Si vous tombez un jour, porte de Bagnolet, à Paris, sur une fille blonde qui jongle à un feu rouge, casquette vissée sur le crâne et piercings à l’oreille, c’est elle : Amélie, d’ATD Quart Monde.

 » L’entrée est gratuite, mais si ça vous a plu, la sortie est payante ! « , a coutume de lancer Amélie aux passants et aux conducteurs à l’arrêt qui la regardent jongler.

Joueuse et malicieuse, elle fait tourner en l’air son diabolo avec des mimiques de clown. Sérieuse et décidée, elle vous explique qu’elle est venue à ATD Quart Monde  » pour découvrir la misère dans mon propre pays  » après des années passées à l’étranger à jongler et à faire des rencontres dans la rue.

Présence

Depuis le 1er octobre dernier, Amélie est  » volontaire en découverte  » à ATD Quart Monde. Une année pour connaître le Mouvement avant de s’engager. Mais pour elle, c’est déjà plié :  » Je suis rentrée du Mexique après deux ans et demi pour rejoindre ATD Quart Monde, le lendemain de mon arrivée, j’étais à Montreuil. Je m’y vois pour la vie, même si c’est avec des pauses. »

Sa rencontre avec le Mouvement remonte à 2010. Elle retrouve un ami qu’elle avait connu alors qu’ils étaient tous deux volontaires européens – elle en Serbie, lui dans la Macédoine voisine. Il est désormais  » volontaire en découverte  » en Belgique:  » Il faisait de la présence dans les quartiers, il ne préparait rien, rencontrait les habitants, écrivait ce qu’il avait appris d’eux. J’ai trouvé ça génial ! J’ai su que j’y serai.  »

Bosse

A 30 ans, Amélie a déjà pas mal roulé sa bosse. Née à Thionville (Moselle), elle a grandi non loin, à Gandrange, célèbre pour la lutte, perdue, des ouvriers pour sauver leur aciérie en 2008. Son père est cheminot. Sa mère est  » frontalière  » – elle travaille au Luxembourg comme secrétaire dans une société. Tous deux partagent une passion : la moto.

Comme tous les membres des familles des cheminots, Amélie profite de billets de train gratuits. Dès 15 ans, elle voyage seule.  » Un jour, dans un trajet avec des correspondances, mon père m’a regardé faire. Il a vu que je me débrouillais et m’a dit : tu n’as plus besoin de nous.  »

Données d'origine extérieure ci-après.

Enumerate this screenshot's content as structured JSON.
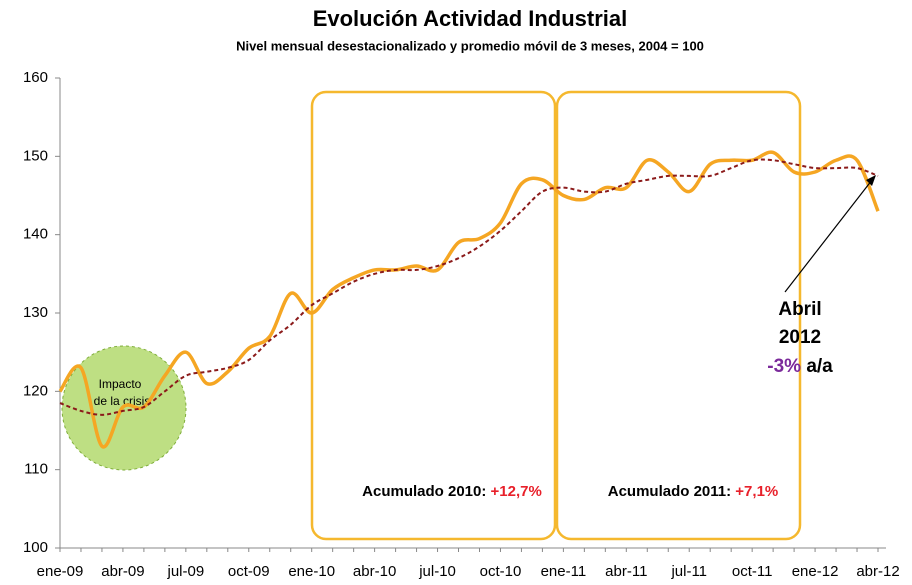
{
  "chart_data": {
    "type": "line",
    "title": "Evolución Actividad Industrial",
    "subtitle": "Nivel mensual desestacionalizado y promedio móvil de 3 meses, 2004 = 100",
    "categories": [
      "ene-09",
      null,
      null,
      "abr-09",
      null,
      null,
      "jul-09",
      null,
      null,
      "oct-09",
      null,
      null,
      "ene-10",
      null,
      null,
      "abr-10",
      null,
      null,
      "jul-10",
      null,
      null,
      "oct-10",
      null,
      null,
      "ene-11",
      null,
      null,
      "abr-11",
      null,
      null,
      "jul-11",
      null,
      null,
      "oct-11",
      null,
      null,
      "ene-12",
      null,
      null,
      "abr-12"
    ],
    "series": [
      {
        "color": "#f5a623",
        "values": [
          120,
          123,
          113,
          118,
          118,
          122,
          125,
          121,
          122.5,
          125.5,
          127,
          132.5,
          130,
          133,
          134.5,
          135.5,
          135.5,
          136,
          135.5,
          139,
          139.5,
          141.5,
          146.5,
          147,
          145,
          144.5,
          146,
          146,
          149.5,
          148,
          145.5,
          149,
          149.5,
          149.5,
          150.5,
          148,
          148,
          149.5,
          149.5,
          143
        ]
      },
      {
        "color": "#8b1a1a",
        "dashed": true,
        "values": [
          118.5,
          117.5,
          117,
          117.5,
          118,
          120,
          122,
          122.5,
          123,
          124,
          126.5,
          128.5,
          131,
          132.5,
          134,
          135,
          135.5,
          135.5,
          136,
          137,
          138.5,
          140.5,
          143,
          145.5,
          146,
          145.5,
          145.5,
          146.5,
          147,
          147.5,
          147.5,
          147.5,
          148.5,
          149.5,
          149.5,
          149,
          148.5,
          148.5,
          148.5,
          147.5
        ]
      }
    ],
    "ylim": [
      100,
      160
    ],
    "yticks": [
      100,
      110,
      120,
      130,
      140,
      150,
      160
    ],
    "annotations": {
      "crisis": [
        "Impacto",
        "de la crisis"
      ],
      "acumulado_2010": {
        "label": "Acumulado 2010:",
        "value": "+12,7%"
      },
      "acumulado_2011": {
        "label": "Acumulado 2011:",
        "value": "+7,1%"
      },
      "abril": {
        "line1": "Abril",
        "line2": "2012",
        "value": "-3%",
        "unit": "a/a"
      }
    }
  }
}
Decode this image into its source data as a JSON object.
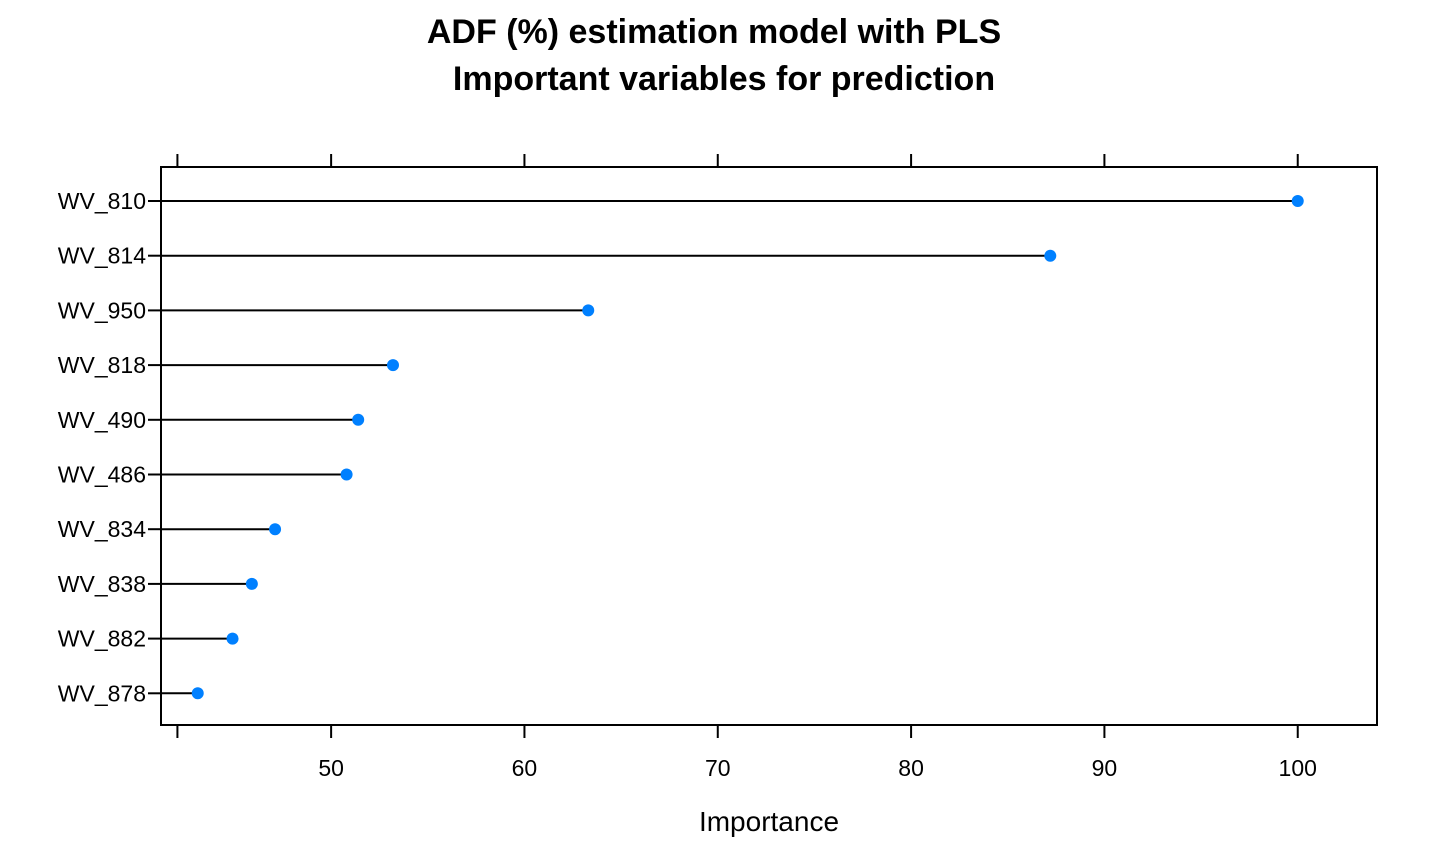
{
  "chart_data": {
    "type": "dot",
    "title_line1": "ADF (%) estimation model with PLS",
    "title_line2": "Important variables for prediction",
    "xlabel": "Importance",
    "ylabel": "",
    "xlim": [
      41.2,
      104.1
    ],
    "xticks": [
      50,
      60,
      70,
      80,
      90,
      100
    ],
    "categories": [
      "WV_810",
      "WV_814",
      "WV_950",
      "WV_818",
      "WV_490",
      "WV_486",
      "WV_834",
      "WV_838",
      "WV_882",
      "WV_878"
    ],
    "values": [
      100,
      87.2,
      63.3,
      53.2,
      51.4,
      50.8,
      47.1,
      45.9,
      44.9,
      43.1
    ],
    "baseline": 41.2,
    "grid": false,
    "point_color": "#0080FF",
    "line_color": "#000000"
  }
}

Comme elle s’ennuie à Grandrange, elle multiplie les aller-retour à Paris, cherche les meilleurs prix pour Londres, etc.

Caravane

A 18 ans, bac en poche, Amélie part à Nancy en fac d’économie. Mais le voyage lui manque. Grâce au programme universitaire Erasmus, elle va vivre un an à Stockholm, en Suède.

Puis après sa licence, elle prend une année de césure en Serbie. Avec trois autres volontaires européens, ils créent une association de promotion de la culture et du volontariat. Et ils organisent une caravane itinérante de jonglage à travers les Balkans.  » C’est là que j’ai commencé à jongler – diabolo, massues… »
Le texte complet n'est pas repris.